From Boltzmann to Gibbs to Shannon
Boltzmann suggested the number of microstates is proportional to the ratio of a system's energy (ability to do work) over it's temperature (intrinsic energy).
Boltzmann's macro-state / micro-state interpretation of entropy is used to motivate Shannon's entropy formula which provides a measure of information, measured in bits.
Boltzmann's entropy
$$
S_B = k_b \cdot ln[\Omega]
$$
$$
S_B: \text{entropy in } \frac{Joule}{Kelvin}
$$
$$
\Omega = \text{# of microstates}
$$
$$
k_b: \text{Boltzmann's constant}
$$
Boltzmann assumed all energy configurations $\Omega$ are equally likely as described by the equipartition theorem. That is, every particle is assumed to have exactly the same average translational kinetic energy ($\frac{3}{2}k_BT$). In 1905 Planck showed the law of equipartition breaks down when the thermal energy kBT is significantly smaller than the spacing between energy levels of atoms, see What is the Ultraviolet Catastrophe?
Ignoring this for the time being, we'll assign the amount of entropy, $S$, in a system to a number describing the ratio of useful kinetic energy to temperature:
$$
Entropy = k_b \cdot ln[\text{#microstates}]
$$
$$
S_B = \frac{10^{-23}}{1} \frac{Joules}{Kelvin} \cdot ln[\Omega]
$$
$$
\frac{Energy}{Tempurature} = \frac{joules}{kelvin}
$$
Boltzmann's constant relates the average relative kinetic energy of particles in a gas (ability to do work, measured in joules) to the thermodynamic temperature of the gas (aggregate heat bath, measured in kelvin).
Gibbs entropy
Gibbs and others refined Boltzmann's idea that entropy is a measure of microstates by assigning a probability to each state and weighting each state with this probability before summing over all microstates, $x_i$:
$$
S_{Gibbs}= \sum_{i = 1}^{N}{ P(x_i) log_2[P(x_i)] }
$$
Entropy can be thought of as a measure of how much energy is spread out in a system where free energy is energy in the system that can do useful work. That is to say, work is done as a result of orderly (not spread out) molecular motion. More entropy => more spread of kinetic energy => less orderly motion.
$$
\Delta G_{\text{free energy}} = \Delta H - T \Delta S_{Gibbs}
$$
$$
H: \text{enthalpy}
$$
$$
T: \text{temperature}
$$
$$
S: \text{entropy}
$$
If the kinetic energy is concentrated then it has more ability to do work and the system is said to have more enthalpy (free energy + pressure $\times$ volume). Thermodynamic entropy is a function of temperature (holding pressure and volume constant) and number of possible configurations.

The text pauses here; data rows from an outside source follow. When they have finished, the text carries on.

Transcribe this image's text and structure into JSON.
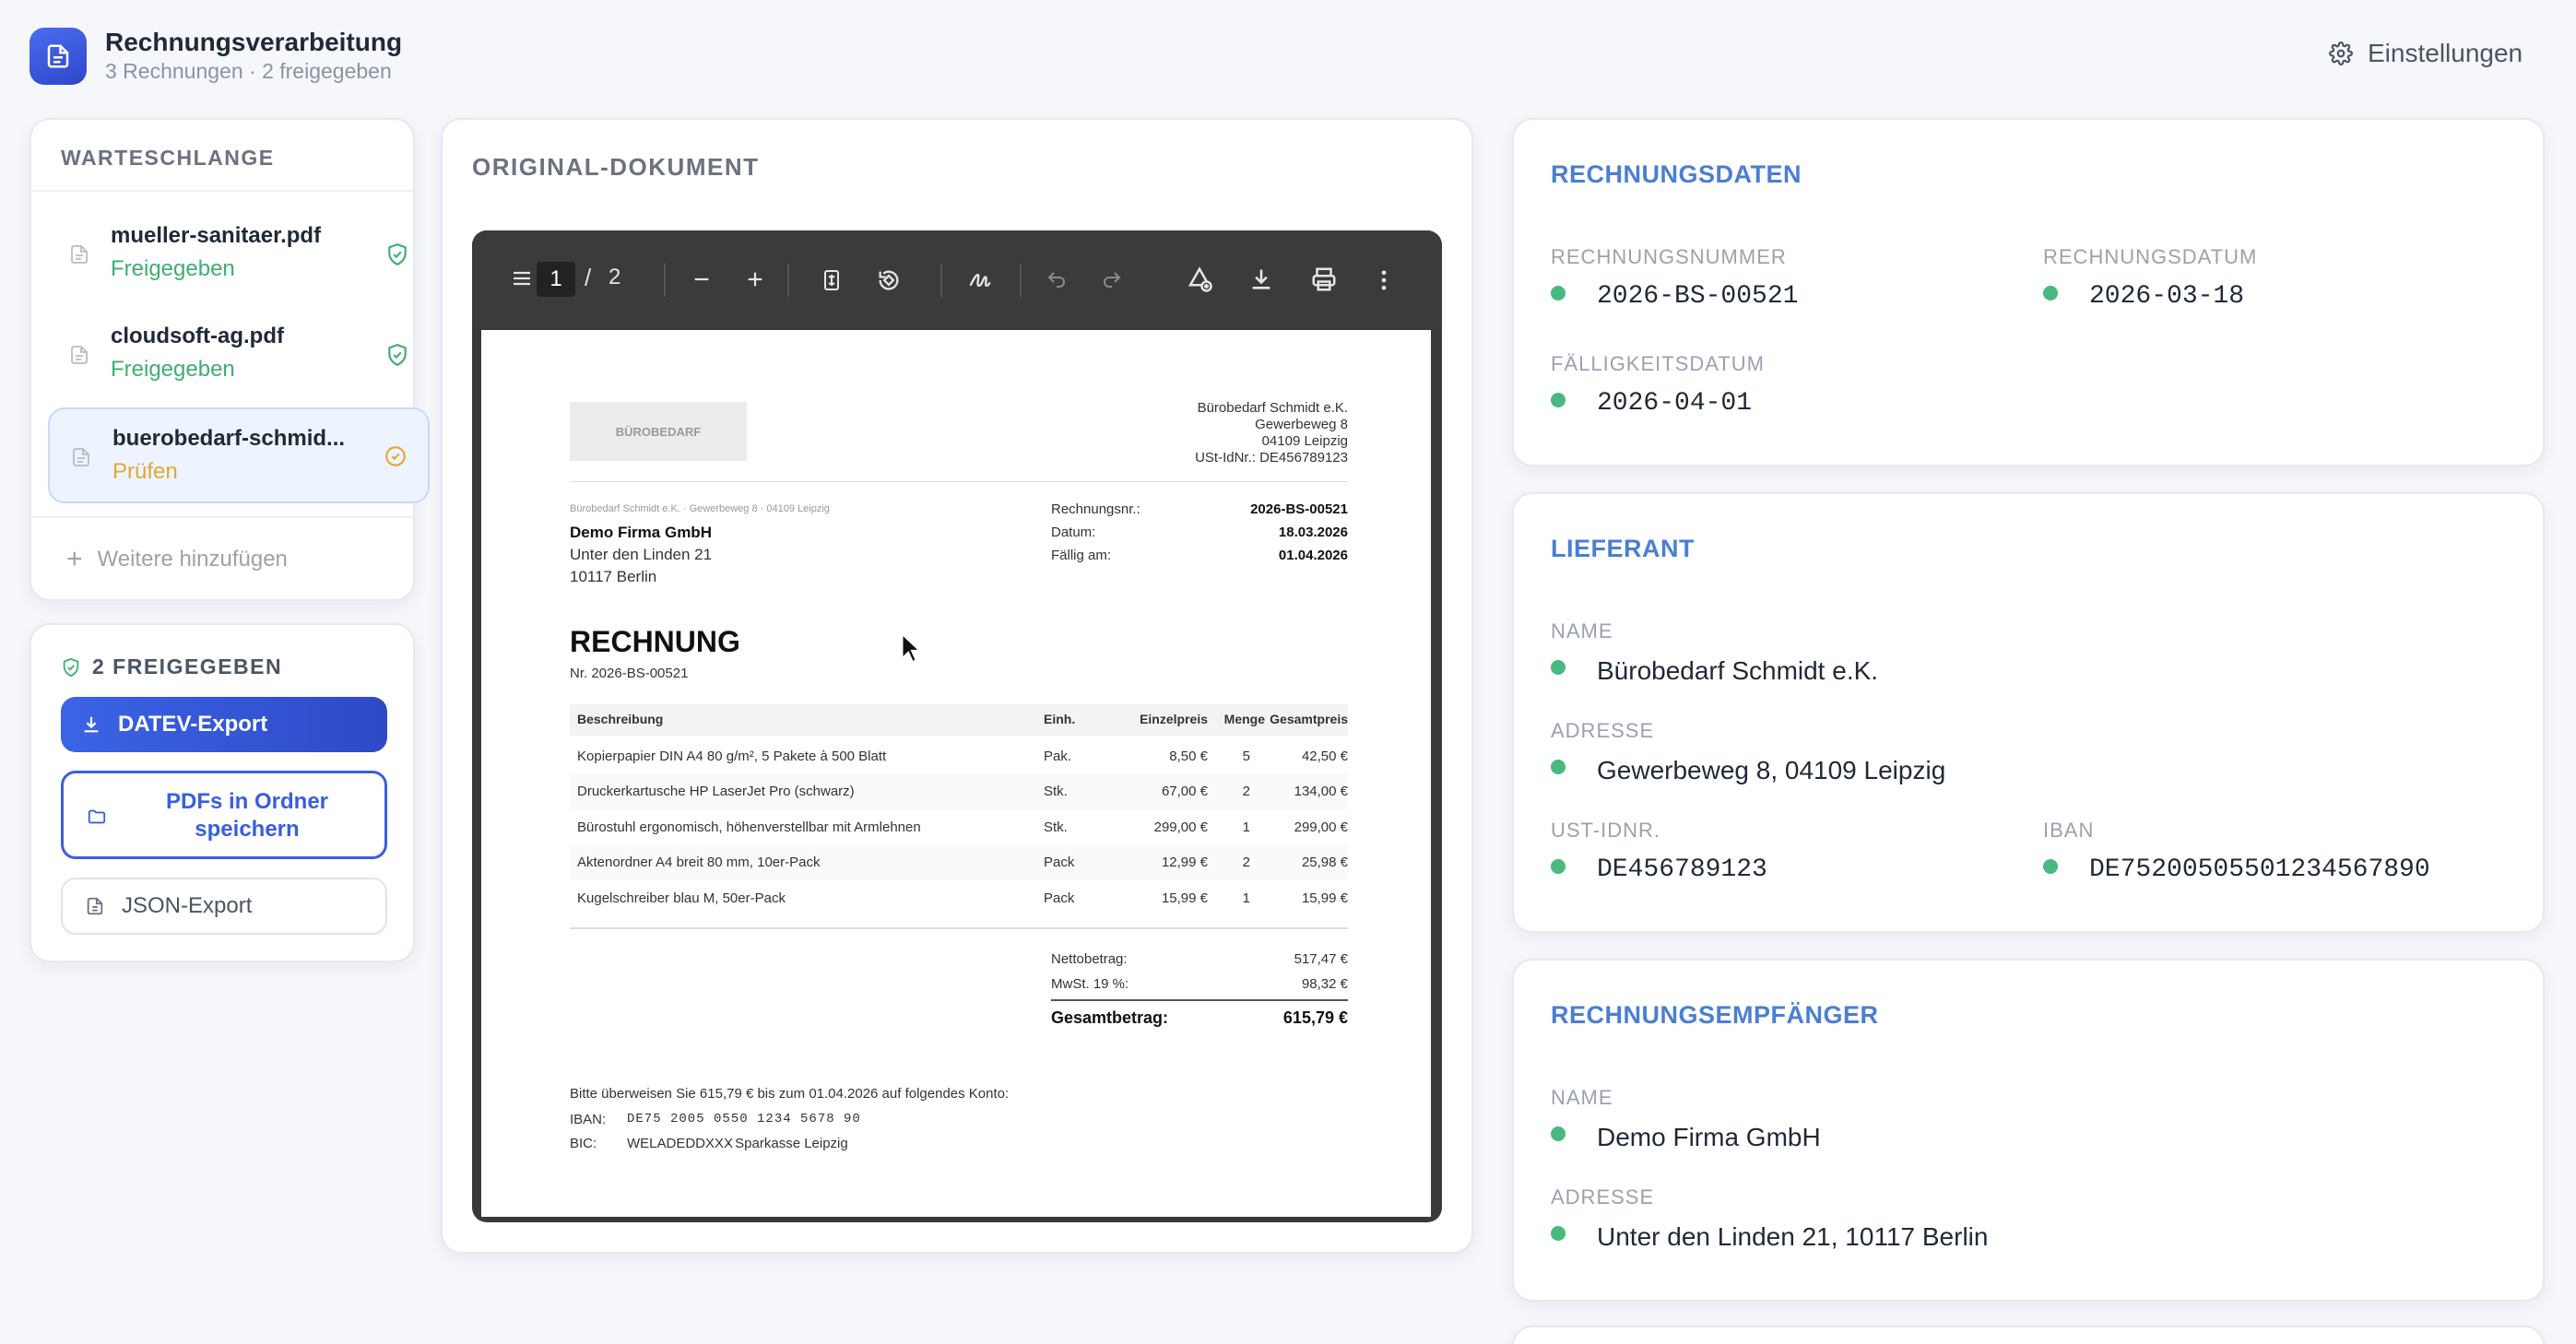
{
  "app": {
    "title": "Rechnungsverarbeitung",
    "subtitle": "3 Rechnungen · 2 freigegeben",
    "settings_label": "Einstellungen"
  },
  "queue": {
    "heading": "WARTESCHLANGE",
    "items": [
      {
        "filename": "mueller-sanitaer.pdf",
        "status": "Freigegeben",
        "status_color": "#3fae74"
      },
      {
        "filename": "cloudsoft-ag.pdf",
        "status": "Freigegeben",
        "status_color": "#3fae74"
      },
      {
        "filename": "buerobedarf-schmid...",
        "status": "Prüfen",
        "status_color": "#e4a636"
      }
    ],
    "add_more": "Weitere hinzufügen"
  },
  "export": {
    "heading": "2 FREIGEGEBEN",
    "datev": "DATEV-Export",
    "pdfs": "PDFs in Ordner speichern",
    "json": "JSON-Export"
  },
  "document": {
    "heading": "ORIGINAL-DOKUMENT",
    "viewer": {
      "page": "1",
      "sep": "/",
      "total": "2"
    },
    "invoice": {
      "logo": "BÜROBEDARF",
      "sender": [
        "Bürobedarf Schmidt e.K.",
        "Gewerbeweg 8",
        "04109 Leipzig",
        "USt-IdNr.: DE456789123"
      ],
      "sender_line": "Bürobedarf Schmidt e.K. · Gewerbeweg 8 · 04109 Leipzig",
      "recipient": {
        "name": "Demo Firma GmbH",
        "street": "Unter den Linden 21",
        "city": "10117 Berlin"
      },
      "meta": [
        {
          "label": "Rechnungsnr.:",
          "value": "2026-BS-00521"
        },
        {
          "label": "Datum:",
          "value": "18.03.2026"
        },
        {
          "label": "Fällig am:",
          "value": "01.04.2026"
        }
      ],
      "title": "RECHNUNG",
      "number_line": "Nr. 2026-BS-00521",
      "columns": [
        "Beschreibung",
        "Menge",
        "Einh.",
        "Einzelpreis",
        "Gesamtpreis"
      ],
      "rows": [
        [
          "Kopierpapier DIN A4 80 g/m², 5 Pakete à 500 Blatt",
          "5",
          "Pak.",
          "8,50 €",
          "42,50 €"
        ],
        [
          "Druckerkartusche HP LaserJet Pro (schwarz)",
          "2",
          "Stk.",
          "67,00 €",
          "134,00 €"
        ],
        [
          "Bürostuhl ergonomisch, höhenverstellbar mit Armlehnen",
          "1",
          "Stk.",
          "299,00 €",
          "299,00 €"
        ],
        [
          "Aktenordner A4 breit 80 mm, 10er-Pack",
          "2",
          "Pack",
          "12,99 €",
          "25,98 €"
        ],
        [
          "Kugelschreiber blau M, 50er-Pack",
          "1",
          "Pack",
          "15,99 €",
          "15,99 €"
        ]
      ],
      "net_label": "Nettobetrag:",
      "net": "517,47 €",
      "vat_label": "MwSt. 19 %:",
      "vat": "98,32 €",
      "total_label": "Gesamtbetrag:",
      "total": "615,79 €",
      "pay_note": "Bitte überweisen Sie 615,79 € bis zum 01.04.2026 auf folgendes Konto:",
      "iban_label": "IBAN:",
      "iban": "DE75 2005 0550 1234 5678 90",
      "bic_label": "BIC:",
      "bic": "WELADEDDXXX",
      "bank": "· Sparkasse Leipzig"
    }
  },
  "rechnungsdaten": {
    "title": "RECHNUNGSDATEN",
    "nr_label": "RECHNUNGSNUMMER",
    "nr": "2026-BS-00521",
    "date_label": "RECHNUNGSDATUM",
    "date": "2026-03-18",
    "due_label": "FÄLLIGKEITSDATUM",
    "due": "2026-04-01"
  },
  "lieferant": {
    "title": "LIEFERANT",
    "name_label": "NAME",
    "name": "Bürobedarf Schmidt e.K.",
    "addr_label": "ADRESSE",
    "addr": "Gewerbeweg 8, 04109 Leipzig",
    "ust_label": "UST-IDNR.",
    "ust": "DE456789123",
    "iban_label": "IBAN",
    "iban": "DE75200505501234567890"
  },
  "empfaenger": {
    "title": "RECHNUNGSEMPFÄNGER",
    "name_label": "NAME",
    "name": "Demo Firma GmbH",
    "addr_label": "ADRESSE",
    "addr": "Unter den Linden 21, 10117 Berlin"
  },
  "colors": {
    "accent": "#3a5ee0",
    "ok": "#49b97f",
    "warn": "#e4a636",
    "section": "#4a7fd1"
  }
}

Comparing Shannon Entropy to Gibbs Entropy
One way to increase Shannon entropy
- Increase microstates $\Omega$ -> more possibiliites -> more entropy.
Two ways to increase Gibbs entropy
- Lower temperature $\Delta T$ -> more possibiliites for unit kinetic energy -> more entropy
- Raise energy $\Delta E$ -> more microstates -> more possibilities ->more entropy
Entropy is additive
The number of combined microstates of two interacting systems is the Cartesian product of each system's microstates. But, because of the property of logarithms, $log[AB] = log[A] + log[B]$, the entropy of two systems is additive, not multiplicative. This point is expanded upon in A Characterization of Entropy in Terms of Information Loss, by Baez, et. al.
In other words, entropy provides a measure of possible useful information in a system. And, when two systems combine, their entropy adds.
Quantum considerations on data science
Data science algorithms largely ignore the thermodynamic aspects of entropy and only consider Shannon entropy (probability of states). But some, like a Boltzmann machine, embrace the thermodynamic aspect and allow physical models based on temperature to influence. Such reasoning will be mandatory in the age of quantum information.
References
- Eugene Khutoryansky's Thermodynamics videos provide a visual review of the thermodynamic interpretation of entropy.
- What is the Ultraviolet Catastrophe? is a video that describes the quantum nature of energy transference and its implication on entropy.
- 2007 Origins of the Combinatorial Basis of Entropy, by Robert Niven.
- Shannon Entropy from Category Theory: a gentle introduction by John Baez.
- Von Neumann Entropy: primer on mixed-states quantum formulations by Scott Aaronson.